Population structure and genetic diversity analyses
To explore genome-wide population structure among Oregon junco forms, we applied principal components analysis (PCA) based on SNP data. SNP loci under linkage disequilibrium were filtered out from the ‘Full Dataset’ with bcftools (Danecek & McCarthy 2017) applying an R2 limit of 0.2 in windows of 10K bp. Using vcftools, positions with less than 50% of individuals genotyped for each taxon/population were removed from the data matrix, along with those presenting a minor allele frequency (MAF) below 0.02. We implemented a threshold for SNP loci showing highly significant deviations from Hardy-Weinberg equilibrium (HWE) with a p-value of 10-4 to filter out false variants arising from the alignment of paralogous loci. To fulfil neutrality assumptions in population structure analyses, we used PCADAPT (Luu et al. 2017) to detect and exclude sites putatively under selection, applying a q-value threshold of 0.1, resulting in a final data matrix of 21,879 SNPs (hereafter referred to as the ‘Neutral Dataset’ in downstream analyses). The PCA was conducted using the function snpgdsPCAavailable in SNPrelate to obtain the eigenvectors to be plotted.

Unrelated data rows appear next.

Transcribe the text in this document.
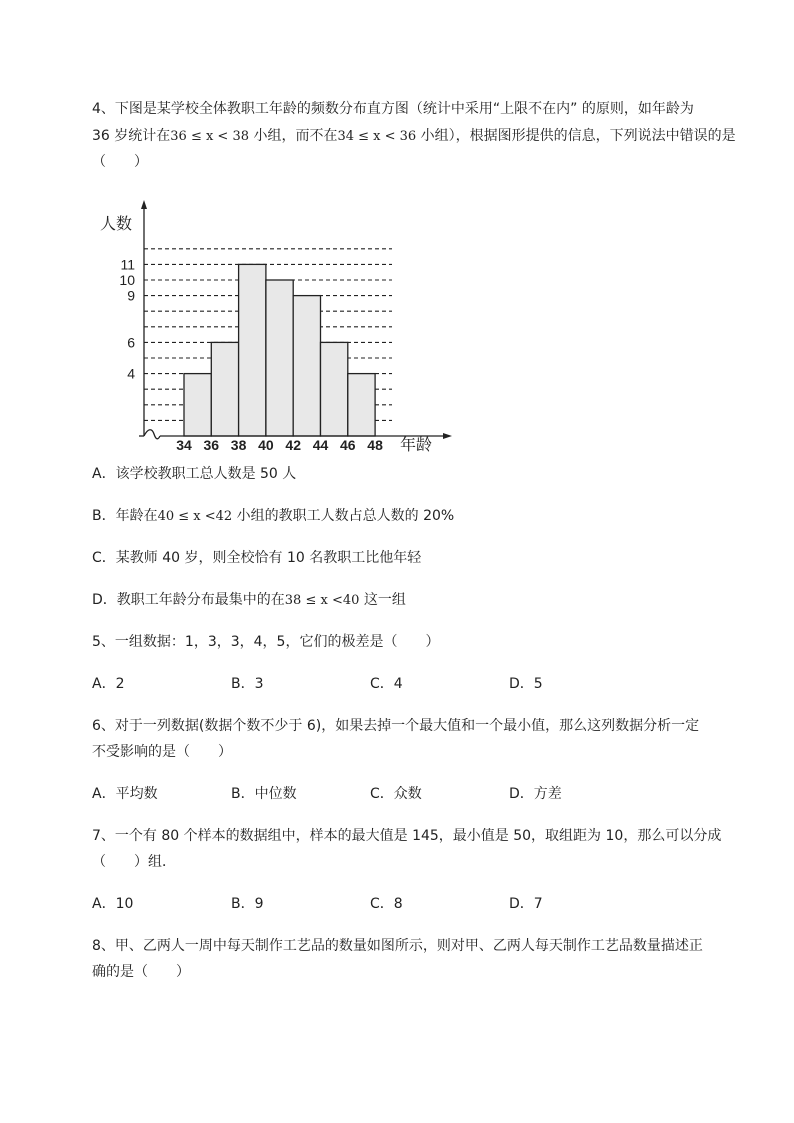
4、下图是某学校全体教职工年龄的频数分布直方图（统计中采用“上限不在内” 的原则，如年龄为
36 岁统计在36 ≤ x < 38 小组，而不在34 ≤ x < 36 小组），根据图形提供的信息，下列说法中错误的是
（　　）
人数
年龄
34 36 38 40 42 44 46 48
4
6
9
10
11
A．该学校教职工总人数是 50 人
B．年龄在40 ≤ x <42 小组的教职工人数占总人数的 20%
C．某教师 40 岁，则全校恰有 10 名教职工比他年轻
D．教职工年龄分布最集中的在38 ≤ x <40 这一组
5、一组数据：1，3，3，4，5，它们的极差是（　　）
A．2	B．3	C．4	D．5
6、对于一列数据(数据个数不少于 6)，如果去掉一个最大值和一个最小值，那么这列数据分析一定
不受影响的是（　　）
A．平均数	B．中位数	C．众数	D．方差
7、一个有 80 个样本的数据组中，样本的最大值是 145，最小值是 50，取组距为 10，那么可以分成
（　　）组．
A．10	B．9	C．8	D．7
8、甲、乙两人一周中每天制作工艺品的数量如图所示，则对甲、乙两人每天制作工艺品数量描述正
确的是（　　）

We also examined population divergence in Oregon juncos with the program STRUCTURE (Pritchard et al. 2000) and the ‘Neutral Dataset’. We converted the vcf file to STRUCTURE format using PGDspider (Lischer & Excoffier 2012) version 2.0.5.1. Bash scripts to perform the analyses were created with STRAUTO (Chhatre & Emerson 2016), and we ran the program five times per K value, with K ranging from 1 to 10 after running a preliminary analysis to infer the lambda value. The burn-in was set to 50,000 iterations and the analysis was run for an additional 100,000 iterations. Similarity scores among runs and graphics were computed with CLUMPAK (Kopelman et al. 2015).

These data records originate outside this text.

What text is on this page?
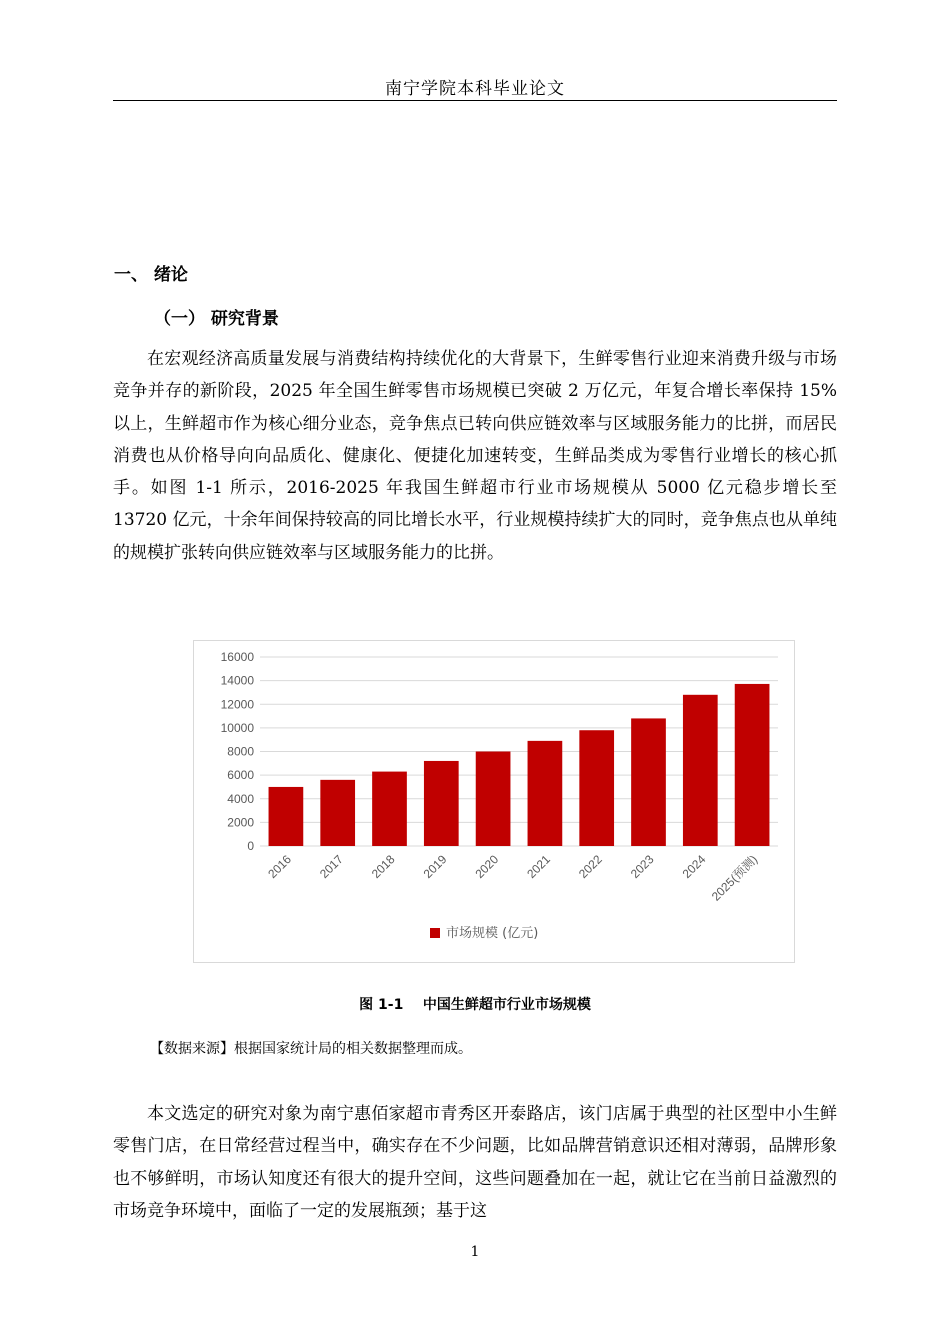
南宁学院本科毕业论文
一、 绪论
（一） 研究背景

在宏观经济高质量发展与消费结构持续优化的大背景下，生鲜零售行业迎来消费升级与市场竞争并存的新阶段，2025 年全国生鲜零售市场规模已突破 2 万亿元，年复合增长率保持 15%以上，生鲜超市作为核心细分业态，竞争焦点已转向供应链效率与区域服务能力的比拼，而居民消费也从价格导向向品质化、健康化、便捷化加速转变，生鲜品类成为零售行业增长的核心抓手。如图 1-1 所示，2016-2025 年我国生鲜超市行业市场规模从 5000 亿元稳步增长至 13720 亿元，十余年间保持较高的同比增长水平，行业规模持续扩大的同时，竞争焦点也从单纯的规模扩张转向供应链效率与区域服务能力的比拼。

0
2000
4000
6000
8000
10000
12000
14000
16000
2016 2017 2018 2019 2020 2021 2022 2023 2024 2025(预测)
市场规模 (亿元)
图 1-1    中国生鲜超市行业市场规模
【数据来源】根据国家统计局的相关数据整理而成。

本文选定的研究对象为南宁惠佰家超市青秀区开泰路店，该门店属于典型的社区型中小生鲜零售门店，在日常经营过程当中，确实存在不少问题，比如品牌营销意识还相对薄弱，品牌形象也不够鲜明，市场认知度还有很大的提升空间，这些问题叠加在一起，就让它在当前日益激烈的市场竞争环境中，面临了一定的发展瓶颈；基于这

1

We computed pairwise F ST (Weir & Cockerham 1984) values from the ‘Neutral Dataset’ after excluding UCSD n.b.s. samples (SNP matrix size = 38,247) whose breeding range is uncertain, using the hierfstat R package (Goudet et al. 2015). We also used the program populations from the Stacks pipeline (Rochette et al.2019) to compute the observed (HO) and expected heterozygosity (HE), and nucleotide diversity (π) based on autosomal positions for each form.